Я был ещё молод, дитятко, а уже как старик.


Ночь прикрыла нас и наши одинокие слёзы толстым, беспросветным траурным платом. Я лежал и глядел в потолок. Думал о войне. Она шла далеко и бесконечно. Я закрыл глаза, хотел уснуть. Не получилось. Я видел перед собой большую войну, другую, не нашу, там люди сражались невиданным оружием; потом вдыхал ароматы мира, потом надвинулись видения ещё одной войны, потом ещё, и я перестал расставлять войны по старшинству, по ранжиру и росту, я просто понял, что им нет конца, и стал я безутешен. Нас желают захватить! Но мы не дадимся. Не поддадимся! И Давид побивал несчастных филистимлян ослиною челюстью! И героиня Иудифь отсекала голову вражескому царю Олоферну! Чем мы хуже? Но ведь и не лучше! Война всеобща. Теперь нам надо в ней жить. Мы не выберемся из неё. Если и возникнет замирение, оно на час, на полчаса. Передышка. А потом опять.

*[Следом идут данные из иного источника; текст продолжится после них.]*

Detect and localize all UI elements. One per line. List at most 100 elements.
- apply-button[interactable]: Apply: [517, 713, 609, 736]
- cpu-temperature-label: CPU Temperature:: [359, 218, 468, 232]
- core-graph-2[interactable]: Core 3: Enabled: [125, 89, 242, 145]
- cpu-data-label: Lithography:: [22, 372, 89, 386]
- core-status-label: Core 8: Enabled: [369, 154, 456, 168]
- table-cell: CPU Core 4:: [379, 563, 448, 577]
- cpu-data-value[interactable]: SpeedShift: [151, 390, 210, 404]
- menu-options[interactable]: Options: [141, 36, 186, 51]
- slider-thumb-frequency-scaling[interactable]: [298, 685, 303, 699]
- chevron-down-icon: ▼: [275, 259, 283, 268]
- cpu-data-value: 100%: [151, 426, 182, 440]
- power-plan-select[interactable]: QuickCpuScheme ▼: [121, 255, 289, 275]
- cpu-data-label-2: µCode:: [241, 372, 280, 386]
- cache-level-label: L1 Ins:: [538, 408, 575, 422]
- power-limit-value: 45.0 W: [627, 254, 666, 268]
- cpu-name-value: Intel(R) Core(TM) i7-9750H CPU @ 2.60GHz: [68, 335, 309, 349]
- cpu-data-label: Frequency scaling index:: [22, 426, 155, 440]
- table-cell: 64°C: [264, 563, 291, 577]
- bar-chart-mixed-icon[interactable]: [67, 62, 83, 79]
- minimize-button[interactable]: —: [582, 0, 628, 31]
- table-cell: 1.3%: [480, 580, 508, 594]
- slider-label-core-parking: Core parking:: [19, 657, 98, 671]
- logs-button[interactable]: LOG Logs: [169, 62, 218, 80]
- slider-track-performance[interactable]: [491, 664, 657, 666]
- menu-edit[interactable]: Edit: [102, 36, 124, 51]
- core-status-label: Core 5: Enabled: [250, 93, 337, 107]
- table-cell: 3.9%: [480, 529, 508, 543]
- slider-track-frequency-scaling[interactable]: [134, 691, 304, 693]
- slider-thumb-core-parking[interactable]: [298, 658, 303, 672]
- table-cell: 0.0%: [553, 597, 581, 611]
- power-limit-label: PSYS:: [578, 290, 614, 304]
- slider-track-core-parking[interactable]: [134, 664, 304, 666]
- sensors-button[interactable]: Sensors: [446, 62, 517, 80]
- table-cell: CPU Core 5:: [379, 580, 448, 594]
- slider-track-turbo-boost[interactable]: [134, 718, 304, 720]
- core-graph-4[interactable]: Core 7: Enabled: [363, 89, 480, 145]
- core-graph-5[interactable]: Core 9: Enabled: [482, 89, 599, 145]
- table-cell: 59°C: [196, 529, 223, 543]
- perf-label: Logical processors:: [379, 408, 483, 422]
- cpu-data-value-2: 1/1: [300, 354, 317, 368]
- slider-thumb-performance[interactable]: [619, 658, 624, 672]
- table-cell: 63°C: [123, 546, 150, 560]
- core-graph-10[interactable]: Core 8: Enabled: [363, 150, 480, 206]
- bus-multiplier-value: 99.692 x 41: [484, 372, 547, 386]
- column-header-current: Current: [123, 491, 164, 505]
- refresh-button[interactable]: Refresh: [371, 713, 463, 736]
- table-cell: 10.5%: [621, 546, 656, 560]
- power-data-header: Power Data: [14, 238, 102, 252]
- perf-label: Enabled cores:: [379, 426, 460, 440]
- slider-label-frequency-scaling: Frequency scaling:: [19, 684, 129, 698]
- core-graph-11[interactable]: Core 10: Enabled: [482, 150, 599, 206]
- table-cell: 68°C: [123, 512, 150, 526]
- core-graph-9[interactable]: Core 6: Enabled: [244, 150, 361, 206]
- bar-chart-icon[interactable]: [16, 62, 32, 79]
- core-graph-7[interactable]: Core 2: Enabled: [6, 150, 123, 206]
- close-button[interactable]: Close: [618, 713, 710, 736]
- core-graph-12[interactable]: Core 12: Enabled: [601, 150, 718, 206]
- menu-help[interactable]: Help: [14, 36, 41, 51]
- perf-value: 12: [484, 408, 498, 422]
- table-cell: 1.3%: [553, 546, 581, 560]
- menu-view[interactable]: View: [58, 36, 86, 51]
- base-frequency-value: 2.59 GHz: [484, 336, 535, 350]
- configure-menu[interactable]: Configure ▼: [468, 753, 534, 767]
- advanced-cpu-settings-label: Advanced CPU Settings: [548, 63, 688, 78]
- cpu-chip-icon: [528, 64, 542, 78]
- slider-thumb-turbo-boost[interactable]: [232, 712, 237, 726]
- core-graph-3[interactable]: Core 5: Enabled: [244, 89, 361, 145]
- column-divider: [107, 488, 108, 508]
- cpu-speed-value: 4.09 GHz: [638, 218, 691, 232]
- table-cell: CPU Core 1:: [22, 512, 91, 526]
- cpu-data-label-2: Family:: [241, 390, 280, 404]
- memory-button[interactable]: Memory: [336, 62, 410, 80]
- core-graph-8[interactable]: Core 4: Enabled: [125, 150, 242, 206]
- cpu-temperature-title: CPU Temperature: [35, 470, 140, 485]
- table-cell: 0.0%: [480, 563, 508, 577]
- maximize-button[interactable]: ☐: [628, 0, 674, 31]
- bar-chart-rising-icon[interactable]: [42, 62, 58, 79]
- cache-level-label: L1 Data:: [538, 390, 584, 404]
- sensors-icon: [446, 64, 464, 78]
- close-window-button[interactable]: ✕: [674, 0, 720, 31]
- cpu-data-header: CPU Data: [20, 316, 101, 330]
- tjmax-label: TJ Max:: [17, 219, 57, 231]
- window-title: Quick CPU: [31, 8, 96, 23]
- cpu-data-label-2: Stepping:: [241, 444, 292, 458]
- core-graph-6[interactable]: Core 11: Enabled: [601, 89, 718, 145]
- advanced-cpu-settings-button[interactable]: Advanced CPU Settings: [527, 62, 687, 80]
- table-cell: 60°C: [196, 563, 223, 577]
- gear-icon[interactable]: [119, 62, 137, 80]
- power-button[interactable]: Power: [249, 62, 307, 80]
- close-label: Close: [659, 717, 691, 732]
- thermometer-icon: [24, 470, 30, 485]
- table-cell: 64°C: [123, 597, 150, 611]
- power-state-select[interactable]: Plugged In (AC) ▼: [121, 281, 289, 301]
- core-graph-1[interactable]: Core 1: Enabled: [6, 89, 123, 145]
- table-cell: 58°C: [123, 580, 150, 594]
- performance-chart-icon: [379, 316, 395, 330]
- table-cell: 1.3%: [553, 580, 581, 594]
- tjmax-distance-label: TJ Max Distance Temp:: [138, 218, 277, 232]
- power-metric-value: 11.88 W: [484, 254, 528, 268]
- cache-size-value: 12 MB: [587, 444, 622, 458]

Да, опять, на другое утро, после ночи в холодной тюрьме в холодном, до крыш заваленном снегом и льдом городе, нас погнали на вокзал, втолкнули поезд, и шатались мы в нём, живые маятники, до другого города, и я, доченька, не помню ничего, что было в тот день. Ничего! Старая память. Нету памяти. Как красиво лежат твои беленькие коски у тебя на груди. Я не вижу глазами, но я вижу сердцем. Будто седые, но ведь ты не старушка, а девчонка. А будто старушка. Я священник, я и старуху могу назвать во храме: дочь моя.